To find the derivative of a polynomial function, like the one in our exercise, we often rely on rules such as the power rule, chain rule, and product rule. For our specific function, \( g(x) = (x-1)^2(x-3)^2 \), the product rule is crucial because the function is a product of two separate expressions.
The goal of finding the derivative here is to establish where the function's rate of change becomes zero, indicating potential critical points where the behavior might shift dramatically, possibly achieving local maximums or minimums.

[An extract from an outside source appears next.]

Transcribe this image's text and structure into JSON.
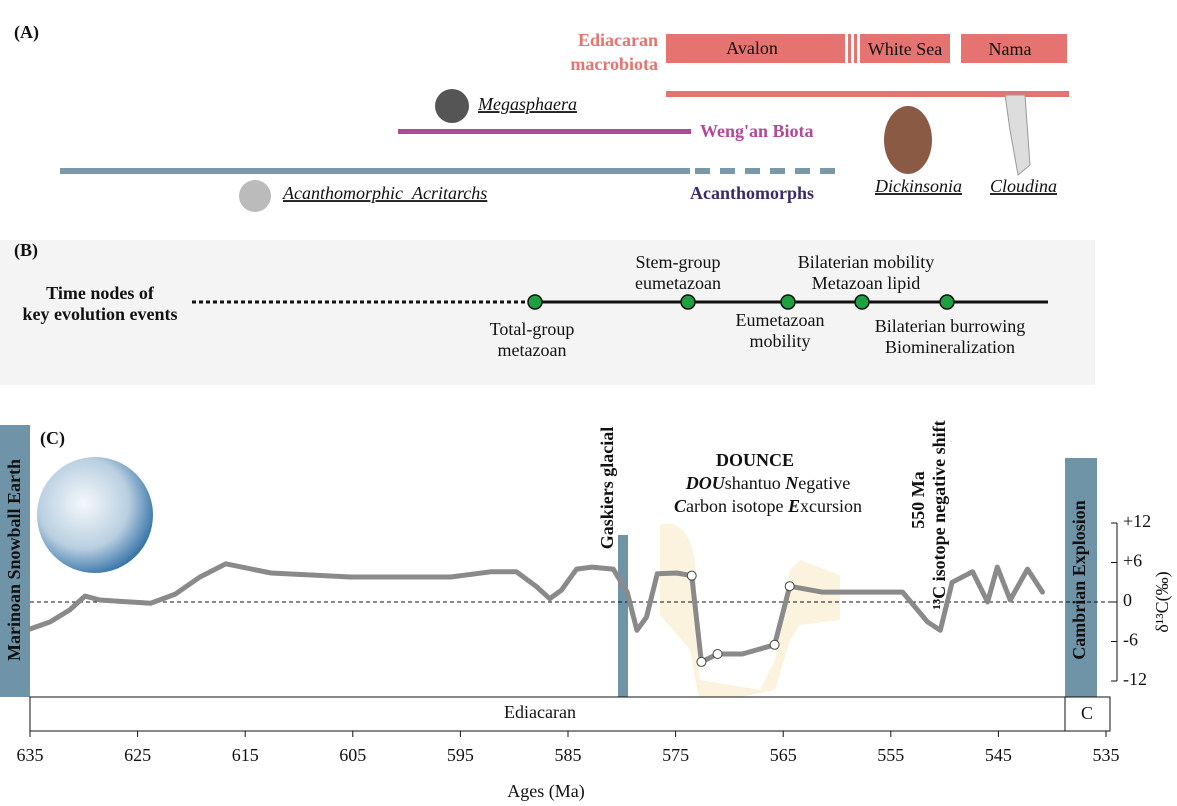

The product rule is specifically used to differentiate functions that are the product of two or more terms. It allows us to break down the process into simpler steps. If you have two functions, \( u(x) \) and \( v(x) \), their product's derivative, \( (uv)' \), is calculated as \( u'v + uv' \).
In our exercise, the function \( g(x) = (x-1)^2(x-3)^2 \) is such a case. We let \( u = (x-1)^2 \) and \( v = (x-3)^2 \). We found \( u' = 2(x-1) \) and \( v' = 2(x-3) \) through simple power rule application. Using the product rule, we found that the derivative is:

• \( g'(x) = 2(x-1)(x-3)^2 + (x-1)^2 \cdot 2(x-3) \)

This step is critical as it simplifies finding where \( g(x) \) is stationary, often leading us to the critical numbers.

Polynomial functions are expressions consisting of variables raised to whole number powers and multiplied by constants. They are some of the simplest types of functions and are denoted by terms like \( ax^n + bx^{n-1} + ... + a_0 \). In our case, \( g(x) = (x-1)^2 (x-3)^2 \) simplifies into a polynomial form when expanded.
Polynomials are essential in calculus because they are smooth and continuous, making them ideal candidates for differentiation and integration. The degree of a polynomial gives insights into the number of roots and critical points it could have. Each factor, such as \((x-1)\) or \((x-3)\), indicates potential critical points when using calculus techniques to simplify and solve such equations.
In solving our exercise, the polynomial representation helped us apply the derivative and product rule effectively.

Critical numbers of a function are the values of \( x \) at which the derivative is zero or undefined. These points represent the potential locations where a function’s rate of change is zero, indicating possible local maxima, minima, or inflection points.
For our function \( g(x) = (x-1)^2(x-3)^2 \), calculating the derivative and setting it equal to zero allowed us to solve for the critical numbers. After simplifying the derivative expression to \( (x-1)(x-3)(2x-4) \), we found the critical points by solving:

• \( x-1 = 0 \rightarrow x = 1 \)
• \( x-3 = 0 \rightarrow x = 3 \)
• \( 2x-4 = 0 \rightarrow x = 2 \)

These critical numbers help us understand where the function might attain its highest or lowest values in certain intervals.